Maud REVEL
Artiste accueillie en résidence de mars à mai 1997.
Née en 1973 à Lyon
Elle vit et travaille à Lyon
Les matins aux yeux boursouflés comme un temps si court de vivre, les histoires délicates qui s’en mêlent des mots sourds pour contrer les complications.
Et les explications.
Il ne se rappelle plus de la raison exacte de son existence.
Entrecoupé de soubresauts, ligoté, insistance, tu simules l’ombre portée de ton doute.
Léger flottement, la porte à toucher ravive. Disparition. Avalée. Par le sol, tu régurgites en taches, couleur piétinée en rond.

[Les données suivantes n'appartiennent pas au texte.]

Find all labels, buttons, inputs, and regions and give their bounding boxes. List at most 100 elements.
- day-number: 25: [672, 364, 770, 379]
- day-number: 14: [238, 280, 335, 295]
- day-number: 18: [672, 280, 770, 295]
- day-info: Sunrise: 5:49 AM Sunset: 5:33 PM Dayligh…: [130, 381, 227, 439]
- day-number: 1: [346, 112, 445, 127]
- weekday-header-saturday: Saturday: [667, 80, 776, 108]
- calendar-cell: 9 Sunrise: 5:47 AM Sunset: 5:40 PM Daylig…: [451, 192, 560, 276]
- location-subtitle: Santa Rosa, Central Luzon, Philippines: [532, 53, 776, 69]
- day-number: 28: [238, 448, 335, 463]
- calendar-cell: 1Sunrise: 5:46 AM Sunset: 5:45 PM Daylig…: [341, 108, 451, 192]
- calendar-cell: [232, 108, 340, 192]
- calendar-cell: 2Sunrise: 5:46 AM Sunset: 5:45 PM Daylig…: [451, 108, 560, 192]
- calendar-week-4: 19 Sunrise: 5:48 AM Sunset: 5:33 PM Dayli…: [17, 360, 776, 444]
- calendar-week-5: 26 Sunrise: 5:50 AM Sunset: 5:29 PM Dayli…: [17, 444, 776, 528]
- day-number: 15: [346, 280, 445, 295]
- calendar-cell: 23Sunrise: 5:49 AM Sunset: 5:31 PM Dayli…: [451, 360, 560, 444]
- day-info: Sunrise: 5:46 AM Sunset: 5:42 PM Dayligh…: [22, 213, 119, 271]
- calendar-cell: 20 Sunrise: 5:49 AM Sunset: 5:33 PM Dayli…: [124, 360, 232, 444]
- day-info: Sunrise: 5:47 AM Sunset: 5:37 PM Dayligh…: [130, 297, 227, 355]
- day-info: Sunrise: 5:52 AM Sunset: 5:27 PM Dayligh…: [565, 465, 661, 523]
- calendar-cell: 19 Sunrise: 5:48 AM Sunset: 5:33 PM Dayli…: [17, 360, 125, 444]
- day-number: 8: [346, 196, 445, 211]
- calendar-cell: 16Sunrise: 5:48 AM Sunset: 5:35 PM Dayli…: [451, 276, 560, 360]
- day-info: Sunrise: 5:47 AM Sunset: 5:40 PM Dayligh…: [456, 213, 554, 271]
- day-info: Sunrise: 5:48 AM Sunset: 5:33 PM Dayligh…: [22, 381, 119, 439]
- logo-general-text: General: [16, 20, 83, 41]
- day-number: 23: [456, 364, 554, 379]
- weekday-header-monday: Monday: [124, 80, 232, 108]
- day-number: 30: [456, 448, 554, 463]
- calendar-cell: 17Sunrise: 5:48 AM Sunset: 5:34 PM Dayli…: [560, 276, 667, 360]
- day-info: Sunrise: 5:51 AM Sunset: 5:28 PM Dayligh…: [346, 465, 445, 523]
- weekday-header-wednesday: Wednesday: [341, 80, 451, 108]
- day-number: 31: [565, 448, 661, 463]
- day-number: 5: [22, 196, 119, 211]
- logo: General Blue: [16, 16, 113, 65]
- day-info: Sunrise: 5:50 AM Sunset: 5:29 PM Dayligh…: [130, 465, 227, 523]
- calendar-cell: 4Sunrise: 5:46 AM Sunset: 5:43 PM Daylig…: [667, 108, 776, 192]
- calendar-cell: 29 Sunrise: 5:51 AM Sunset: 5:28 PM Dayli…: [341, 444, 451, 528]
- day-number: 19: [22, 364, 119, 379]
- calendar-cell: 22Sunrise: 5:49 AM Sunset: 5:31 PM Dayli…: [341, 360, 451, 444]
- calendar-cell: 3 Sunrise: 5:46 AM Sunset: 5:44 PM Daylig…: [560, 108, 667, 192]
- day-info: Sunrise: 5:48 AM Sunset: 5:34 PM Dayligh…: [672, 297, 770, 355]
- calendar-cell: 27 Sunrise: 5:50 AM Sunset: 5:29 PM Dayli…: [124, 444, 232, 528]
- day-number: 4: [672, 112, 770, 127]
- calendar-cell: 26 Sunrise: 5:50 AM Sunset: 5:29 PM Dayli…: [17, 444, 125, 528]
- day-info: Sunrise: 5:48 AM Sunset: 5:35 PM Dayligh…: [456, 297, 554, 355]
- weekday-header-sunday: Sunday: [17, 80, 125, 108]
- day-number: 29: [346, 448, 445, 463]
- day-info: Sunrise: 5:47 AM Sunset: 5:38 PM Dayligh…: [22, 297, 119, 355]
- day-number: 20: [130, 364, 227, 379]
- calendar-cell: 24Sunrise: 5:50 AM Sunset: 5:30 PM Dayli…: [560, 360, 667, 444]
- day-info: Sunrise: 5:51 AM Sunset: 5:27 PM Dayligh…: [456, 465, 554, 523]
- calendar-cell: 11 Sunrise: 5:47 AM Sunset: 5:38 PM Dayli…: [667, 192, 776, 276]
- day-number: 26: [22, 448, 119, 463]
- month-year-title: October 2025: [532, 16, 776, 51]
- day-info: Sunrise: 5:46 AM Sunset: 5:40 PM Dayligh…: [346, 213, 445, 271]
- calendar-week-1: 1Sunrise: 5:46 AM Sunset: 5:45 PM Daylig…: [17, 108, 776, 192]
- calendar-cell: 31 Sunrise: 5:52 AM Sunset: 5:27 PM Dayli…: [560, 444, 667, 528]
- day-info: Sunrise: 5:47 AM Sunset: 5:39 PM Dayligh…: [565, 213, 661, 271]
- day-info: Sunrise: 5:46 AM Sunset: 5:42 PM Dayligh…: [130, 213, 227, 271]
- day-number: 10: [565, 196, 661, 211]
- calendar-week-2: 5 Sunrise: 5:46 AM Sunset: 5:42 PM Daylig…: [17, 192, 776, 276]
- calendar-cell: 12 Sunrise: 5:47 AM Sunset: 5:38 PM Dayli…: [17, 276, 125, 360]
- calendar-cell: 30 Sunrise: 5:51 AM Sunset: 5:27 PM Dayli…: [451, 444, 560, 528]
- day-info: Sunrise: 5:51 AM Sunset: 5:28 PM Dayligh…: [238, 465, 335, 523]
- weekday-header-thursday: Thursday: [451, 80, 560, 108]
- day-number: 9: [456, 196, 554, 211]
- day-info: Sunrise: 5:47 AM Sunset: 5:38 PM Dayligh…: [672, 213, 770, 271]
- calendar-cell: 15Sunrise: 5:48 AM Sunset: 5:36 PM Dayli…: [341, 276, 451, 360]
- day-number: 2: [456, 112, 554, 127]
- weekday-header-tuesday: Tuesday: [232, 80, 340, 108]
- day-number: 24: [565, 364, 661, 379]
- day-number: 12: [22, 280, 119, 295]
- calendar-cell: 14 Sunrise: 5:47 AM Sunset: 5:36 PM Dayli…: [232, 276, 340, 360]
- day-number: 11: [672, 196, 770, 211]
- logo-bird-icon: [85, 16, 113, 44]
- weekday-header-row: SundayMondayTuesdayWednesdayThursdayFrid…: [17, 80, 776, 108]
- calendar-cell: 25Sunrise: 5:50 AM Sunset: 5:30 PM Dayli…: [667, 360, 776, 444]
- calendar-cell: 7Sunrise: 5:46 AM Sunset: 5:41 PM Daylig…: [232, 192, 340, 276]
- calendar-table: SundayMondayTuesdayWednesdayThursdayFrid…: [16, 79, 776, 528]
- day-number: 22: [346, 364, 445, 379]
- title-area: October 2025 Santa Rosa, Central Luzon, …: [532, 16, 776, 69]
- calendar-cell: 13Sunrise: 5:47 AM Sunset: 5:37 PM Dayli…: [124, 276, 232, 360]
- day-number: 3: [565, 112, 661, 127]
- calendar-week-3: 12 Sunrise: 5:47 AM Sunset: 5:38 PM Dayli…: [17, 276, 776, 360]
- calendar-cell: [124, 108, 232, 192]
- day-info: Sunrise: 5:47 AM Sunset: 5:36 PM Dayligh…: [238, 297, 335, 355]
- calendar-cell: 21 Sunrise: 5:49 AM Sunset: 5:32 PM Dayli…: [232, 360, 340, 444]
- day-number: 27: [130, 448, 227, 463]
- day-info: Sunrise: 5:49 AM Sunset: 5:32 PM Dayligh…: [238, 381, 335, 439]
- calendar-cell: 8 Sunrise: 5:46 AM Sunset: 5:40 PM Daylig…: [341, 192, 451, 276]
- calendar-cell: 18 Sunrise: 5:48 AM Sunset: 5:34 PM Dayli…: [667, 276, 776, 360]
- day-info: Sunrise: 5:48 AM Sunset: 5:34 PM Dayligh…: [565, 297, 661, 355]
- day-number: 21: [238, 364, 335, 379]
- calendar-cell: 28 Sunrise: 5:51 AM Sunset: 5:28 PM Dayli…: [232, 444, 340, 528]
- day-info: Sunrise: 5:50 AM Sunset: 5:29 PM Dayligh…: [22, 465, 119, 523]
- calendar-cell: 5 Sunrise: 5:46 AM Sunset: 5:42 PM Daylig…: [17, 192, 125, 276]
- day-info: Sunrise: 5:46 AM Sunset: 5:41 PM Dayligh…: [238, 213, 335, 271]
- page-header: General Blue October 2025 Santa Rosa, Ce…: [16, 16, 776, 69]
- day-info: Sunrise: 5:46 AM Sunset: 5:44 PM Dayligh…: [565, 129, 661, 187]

L’aphasie, au placard, je la range de temps à autre pour respirer. Le peu se manifeste, absorbé dans l’immense de silence.
Sans crispation. Sans volonté. Ni abandon.
Réouvre les yeux, les deux du désir, pour voir ton corps miniature dans les bras d’une femme, gifles. Secoue, crie, diminue la rage, pose tes pieds. Et l’attente, te rappelles, faux.
Tu retournes tes lèvres au sommet. Le trou raccommode, des genoux qui traînent, dis-moi l’intention positive de l’élude. Échappe. Voiture volée, faussement, la permission insuffisante en heures obligatoires, tu n’es pas homologué, alors gare à toi en vitesse, laisse les clefs dessus et cours, cours, cours à ta perte…
Si peu est le temps pour y arriver. Si peu est le temps qu’il te reste les yeux hagards au monde.
Tu as perdu le reconnaître et le toit facile, tu es maigre sous ton drap jaune.
Laissé seul. Je fais les kilomètres en arrière. De peur de te tourner le dos.
Une évidence de l’absence.
Une brutalité.
Il était là, n’y est plus.
Se dire que c’est juste une intermittence.
Mauvaise vie comme la fille qui coure après. Soigne ton image tes dents ton reflet, soigne à rebrousse, déplais le jeu infâme, déplace et perds d’un coup la fausse volonté de marcher les pieds sans noeud. A leur insu. Pense à partir.
Je grelotte emmitouflée, rien ne sort à cause des intrusions invisibles des petites âmes qui se promènent et s’ennuient et chatouillent les pieds qui dépassent.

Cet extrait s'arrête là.